In “Modern does not exist”, Ashkan Shirani poses three important questions in response to Martin Heidegger’s theory on Modern architecture and its impact on civilization. From his own perspective, Shirani speaks to the basic definition of modern and the reality that we are all part of the modern landscape; defining and shaping by the populist standard. This article, no matter which author you agree with, induces the reader to return to a rudimentary but essential critical thinking. Editor: Chance Williams
Modern does not exist
FEBRUARY 21, 2017
Whether we believe in Bernard Tschumii’s idea that architecture is different than an illustrative art; or in Gregotii’s opinion that theoretical research directly affects the action; or the Peter Eisenman point of view that separates architecture from the building versus Peter Zumthor that looks for all spiritual senses in the architecture. All agreements and disagreements about design and architecture purposes , Study of the post-modern theories might help us to clarify where we are standing.

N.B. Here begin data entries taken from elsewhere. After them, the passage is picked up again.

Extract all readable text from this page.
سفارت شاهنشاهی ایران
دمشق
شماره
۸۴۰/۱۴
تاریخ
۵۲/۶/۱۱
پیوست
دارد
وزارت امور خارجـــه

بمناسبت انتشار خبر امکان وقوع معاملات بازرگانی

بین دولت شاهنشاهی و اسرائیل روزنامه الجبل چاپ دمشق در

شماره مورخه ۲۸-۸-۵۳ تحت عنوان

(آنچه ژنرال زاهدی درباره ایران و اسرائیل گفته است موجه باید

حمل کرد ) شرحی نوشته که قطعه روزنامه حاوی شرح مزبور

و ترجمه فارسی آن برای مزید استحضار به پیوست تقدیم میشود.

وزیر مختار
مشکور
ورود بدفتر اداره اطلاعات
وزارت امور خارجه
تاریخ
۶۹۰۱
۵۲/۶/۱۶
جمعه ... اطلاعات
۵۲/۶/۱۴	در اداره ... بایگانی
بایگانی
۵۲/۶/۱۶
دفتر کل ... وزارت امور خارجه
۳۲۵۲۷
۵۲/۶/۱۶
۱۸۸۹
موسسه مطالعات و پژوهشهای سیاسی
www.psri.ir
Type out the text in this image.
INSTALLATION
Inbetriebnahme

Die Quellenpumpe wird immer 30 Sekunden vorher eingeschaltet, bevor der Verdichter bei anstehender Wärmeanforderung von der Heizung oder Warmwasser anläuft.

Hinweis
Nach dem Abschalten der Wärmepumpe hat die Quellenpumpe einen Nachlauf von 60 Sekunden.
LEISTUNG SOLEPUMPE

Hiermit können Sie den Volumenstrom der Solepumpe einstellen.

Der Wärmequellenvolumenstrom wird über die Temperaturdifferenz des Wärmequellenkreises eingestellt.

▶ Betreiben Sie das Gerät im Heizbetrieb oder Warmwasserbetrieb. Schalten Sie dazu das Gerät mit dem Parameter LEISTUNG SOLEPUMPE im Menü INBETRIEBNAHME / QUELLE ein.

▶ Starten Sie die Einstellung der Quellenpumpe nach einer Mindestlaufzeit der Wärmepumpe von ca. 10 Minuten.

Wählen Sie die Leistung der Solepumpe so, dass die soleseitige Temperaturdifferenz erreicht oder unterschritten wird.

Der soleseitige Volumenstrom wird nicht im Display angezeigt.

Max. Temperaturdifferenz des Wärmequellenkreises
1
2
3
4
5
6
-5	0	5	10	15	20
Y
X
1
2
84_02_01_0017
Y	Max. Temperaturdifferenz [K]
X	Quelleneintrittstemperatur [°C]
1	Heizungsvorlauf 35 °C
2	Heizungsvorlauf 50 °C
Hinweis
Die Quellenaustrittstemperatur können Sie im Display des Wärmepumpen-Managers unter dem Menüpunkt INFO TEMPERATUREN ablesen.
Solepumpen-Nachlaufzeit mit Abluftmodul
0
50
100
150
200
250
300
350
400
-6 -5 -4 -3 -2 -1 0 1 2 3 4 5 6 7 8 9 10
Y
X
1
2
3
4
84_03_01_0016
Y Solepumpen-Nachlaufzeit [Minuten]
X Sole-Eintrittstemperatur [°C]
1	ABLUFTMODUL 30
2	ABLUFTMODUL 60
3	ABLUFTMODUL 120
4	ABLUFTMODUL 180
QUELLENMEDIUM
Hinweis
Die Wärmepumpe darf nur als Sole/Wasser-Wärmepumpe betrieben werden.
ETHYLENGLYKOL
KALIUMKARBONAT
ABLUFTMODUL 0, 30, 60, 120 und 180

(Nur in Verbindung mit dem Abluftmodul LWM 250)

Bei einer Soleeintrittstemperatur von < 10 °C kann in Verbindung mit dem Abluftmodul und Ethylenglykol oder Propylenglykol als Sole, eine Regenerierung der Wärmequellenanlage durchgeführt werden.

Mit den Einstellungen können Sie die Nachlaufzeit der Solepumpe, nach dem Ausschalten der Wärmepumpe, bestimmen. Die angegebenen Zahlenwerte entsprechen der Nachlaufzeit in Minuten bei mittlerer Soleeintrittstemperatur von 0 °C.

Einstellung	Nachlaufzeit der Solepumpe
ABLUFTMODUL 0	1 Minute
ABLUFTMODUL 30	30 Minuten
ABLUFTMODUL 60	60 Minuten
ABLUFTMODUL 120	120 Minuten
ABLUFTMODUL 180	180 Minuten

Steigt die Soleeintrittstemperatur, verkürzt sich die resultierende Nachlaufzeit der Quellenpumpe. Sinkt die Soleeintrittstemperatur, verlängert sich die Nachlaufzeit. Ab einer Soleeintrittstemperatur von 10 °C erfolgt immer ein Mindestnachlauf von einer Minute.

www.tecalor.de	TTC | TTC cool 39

The question that comes to my mind is, Do we agree that once there was a Modern period and now we are in Postmodern, or does the modern period even exist, as Martin Heidegger studies over the modern man’s inability to reflect on existence. What is modern? So then we can define postmodern. I think if modern is a period of time, it is always the contemporary area or current era. Modernity is a lifestyle that follows the rules of popular theories of each period. Every period of architecture that became popular was the modern of its time. The same theory could apply to history. Does history even exist? Who wrote the history and the existence of different perceptions, shows us that history is driven by a theory that the writer has in his mind and tries to put into action through the storyline. So, the history of architecture depends on the theory and each architecture is going to be a part of the history sometimes. So, I see the connection of architecture to history in its future, not in the past, and our theory should respond to the future, not to the past or current.